Birinci Açılım Sürecinin fiili uygulaması FETÖ’nün Ergenekon ve Balyoz kumpasları ile başladı. Gazeteler umuttan bahsederken bir yandan da TSK’nın itibarsızlaştırılması için çabalar yürütülüyordu. Türk silahlı Kuvvetleri ve Vatan Partisi hapse atılmaya çalışıldı.
2005’te kurulan ve PKK’nın şehir yapılanması olarak bilinen KCK, esas olarak açılım süreçlerinde hayat buldu ve güçlendi. YDG üzerinden eylemler yapıldı. “Ateşkes” denilen ve PKK’nın çekileceği söylenen süreçte, PKK 261 saldırı düzenledi. 40’tan fazla şehit verdik. Oslo görüşmeleri yapılırken, PKK hem Türkiye’de hem de Suriye’de yığınak yapıyordu. Çatışmalar sürüyor, şehitler artmaya devam ediyordu. Türk Ordusu, 30 Ağustos’ta açık tepki gösterdi. &-8 olayları bardağı taşıran son damla oldu.

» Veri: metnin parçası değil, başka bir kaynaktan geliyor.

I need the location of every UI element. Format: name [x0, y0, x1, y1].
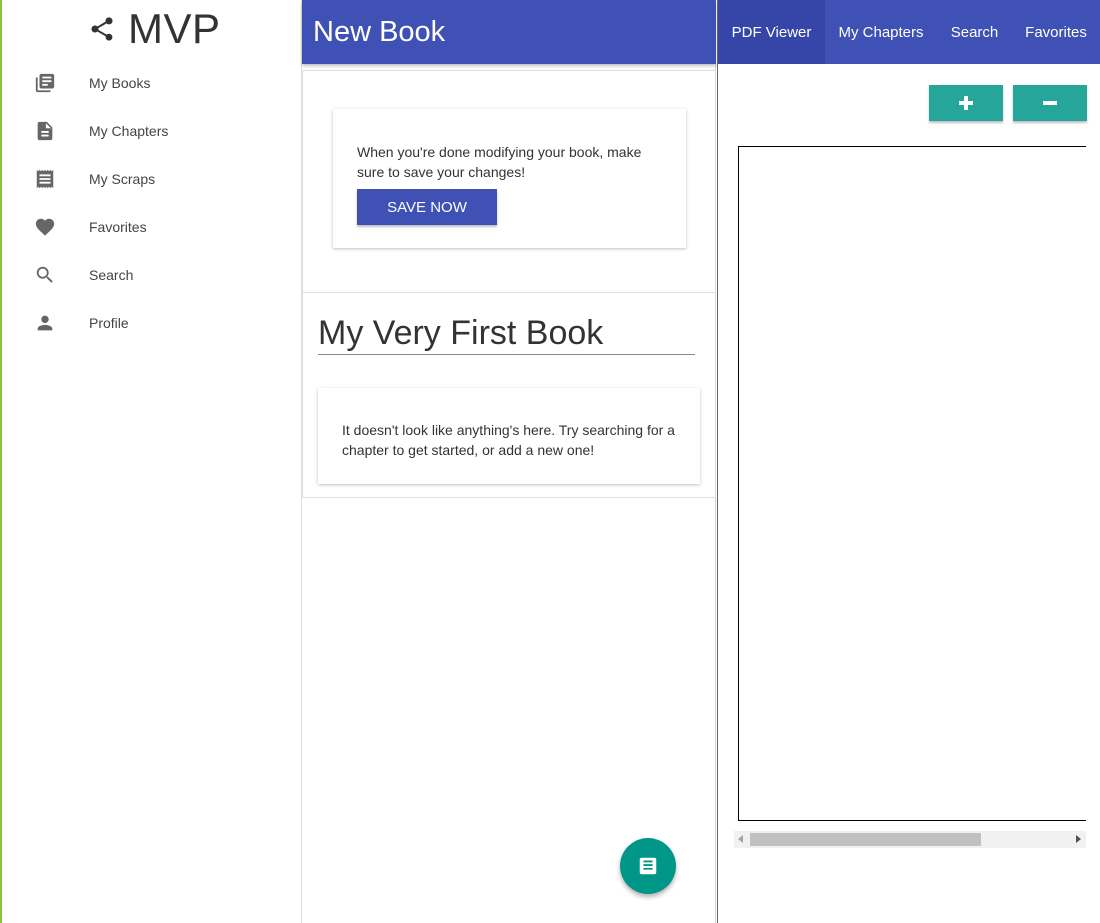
- new-chapter-icon: [639, 857, 657, 875]
- sidebar-nav: My Books My Chapters My Scraps Favorites: [2, 59, 302, 347]
- sidebar-item-my-books[interactable]: My Books: [2, 59, 302, 107]
- empty-chapters-text: It doesn't look like anything's here. Tr…: [342, 422, 675, 458]
- brand-title: MVP: [128, 5, 221, 52]
- book-title-field[interactable]: My Very First Book: [318, 311, 695, 355]
- sidebar-item-search[interactable]: Search: [2, 251, 302, 299]
- plus-icon: [959, 96, 973, 110]
- zoom-in-button[interactable]: [929, 85, 1003, 121]
- tab-my-chapters[interactable]: My Chapters: [825, 0, 937, 64]
- receipt-icon: [34, 168, 56, 190]
- sidebar-item-my-chapters[interactable]: My Chapters: [2, 107, 302, 155]
- divider: [303, 292, 715, 293]
- book-editor-panel: New Book When you're done modifying your…: [302, 0, 716, 923]
- scroll-right-arrow-icon[interactable]: [1076, 835, 1081, 843]
- sidebar-item-profile[interactable]: Profile: [2, 299, 302, 347]
- sidebar: MVP My Books My Chapters My Scraps Favor…: [0, 0, 302, 923]
- sidebar-item-my-scraps[interactable]: My Scraps: [2, 155, 302, 203]
- description-icon: [34, 120, 56, 142]
- pdf-viewer-canvas[interactable]: [738, 146, 1086, 821]
- viewer-panel: PDF Viewer My Chapters Search Favorites: [717, 0, 1100, 923]
- search-icon: [34, 264, 56, 286]
- tab-search[interactable]: Search: [937, 0, 1012, 64]
- add-chapter-fab[interactable]: [620, 838, 676, 894]
- editor-body: When you're done modifying your book, ma…: [302, 70, 716, 498]
- heart-icon: [34, 216, 56, 238]
- save-now-button[interactable]: SAVE NOW: [357, 189, 497, 225]
- scroll-left-arrow-icon[interactable]: [738, 835, 743, 843]
- viewer-tabs: PDF Viewer My Chapters Search Favorites: [718, 0, 1100, 64]
- sidebar-item-favorites[interactable]: Favorites: [2, 203, 302, 251]
- zoom-out-button[interactable]: [1013, 85, 1087, 121]
- sidebar-item-label: Profile: [89, 315, 129, 331]
- horizontal-scrollbar[interactable]: [734, 831, 1086, 848]
- person-icon: [34, 312, 56, 334]
- sidebar-item-label: Favorites: [89, 219, 147, 235]
- empty-chapters-card: It doesn't look like anything's here. Tr…: [318, 388, 700, 484]
- sidebar-item-label: Search: [89, 267, 134, 283]
- minus-icon: [1043, 101, 1057, 105]
- app-root: MVP My Books My Chapters My Scraps Favor…: [0, 0, 1100, 923]
- share-icon: [91, 17, 113, 41]
- page-title: New Book: [313, 16, 446, 48]
- library-books-icon: [34, 72, 56, 94]
- tab-favorites[interactable]: Favorites: [1012, 0, 1100, 64]
- brand[interactable]: MVP: [88, 6, 221, 52]
- save-reminder-card: When you're done modifying your book, ma…: [333, 109, 686, 248]
- sidebar-item-label: My Chapters: [89, 123, 169, 139]
- tab-pdf-viewer[interactable]: PDF Viewer: [718, 0, 825, 64]
- sidebar-item-label: My Scraps: [89, 171, 156, 187]
- scrollbar-thumb[interactable]: [750, 833, 981, 846]
- sidebar-item-label: My Books: [89, 75, 151, 91]
- editor-app-bar: New Book: [302, 0, 716, 64]
- save-reminder-text: When you're done modifying your book, ma…: [357, 144, 642, 180]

Vatan Partisi’nin Silivri duvarlarını yıkması ve Türk Silahlı Kuvvetlerinin özgürleşmesi ile vatan savaşı başladı. Türk Ordusu, terör örgütünü hendeklere gömdü, Suriye ve Irak’ta operasyonlara başladı.
BOP’UN İKİNCİ PERDESİNİN GÖNÜLLÜ FİGÜRANLARI
Açılımda ikinci Perde, 1 Ekim’de Meclis açılışında başladı. MHP Genel Başkanı Devlet Bahçeli, DEM Partililerin elini sıktı. Sonra “Öcalan Meclis’e gelsin, konuşma yapsın” dedi. Devlet Bahçeli’nin PKK’yı muhatap alarak meşrulaştırma girişimi, HTŞ’nin İdlip’ten Şam’ın üzerine sürülmesi ve Suriye Arap Cumhuriyeti yönetiminin yıkılması, İsrail’in Suriye topraklarını işgali ve Suriye’nin fiilen parçalanması ile devam etti. Türkiye, Suriye’de PKK ile mücadeleyi bıraktı, HTŞ’ye havale etti.
ABD ve İsrail, Öcalan ile Bahçeli’yi bir araya getirdi.
Yeni açılım sürecinde Bahçeli ve Öcalan başrolleri paylaşıyor.
“Komisyon kurulsun” önerisi yapan CHP yönetimi zaten Atlantik dayatmasının güvenilir aktörü konumundadır.
AK Parti yönetimi ise, Özgür Özelleştiriliyor.
Hükûmete yakın basına da halka “sahte umut pompalama” görevi biçiliyor.
Bakın o gazetelerde ABD-İsrail’in Türkiye, Irak, Suriye ve İran’ı bölme tehditleri yok!
İkinci İsrail devletçiği kurma girişimlerine dikkat çekmek yok!
Türk Ordusunun ve Polisinin verdiği şehitler, kahramanlıklar yok!
PKK’ya yeniden can veren planlara alet olmak var.
Gerçek şudur: ABD ve İsrail’in Büyük Ortadoğu Projesi, Suriye’nin bölünmesiyle birlikte yeniden ısıtıldı ve dayatılıyor.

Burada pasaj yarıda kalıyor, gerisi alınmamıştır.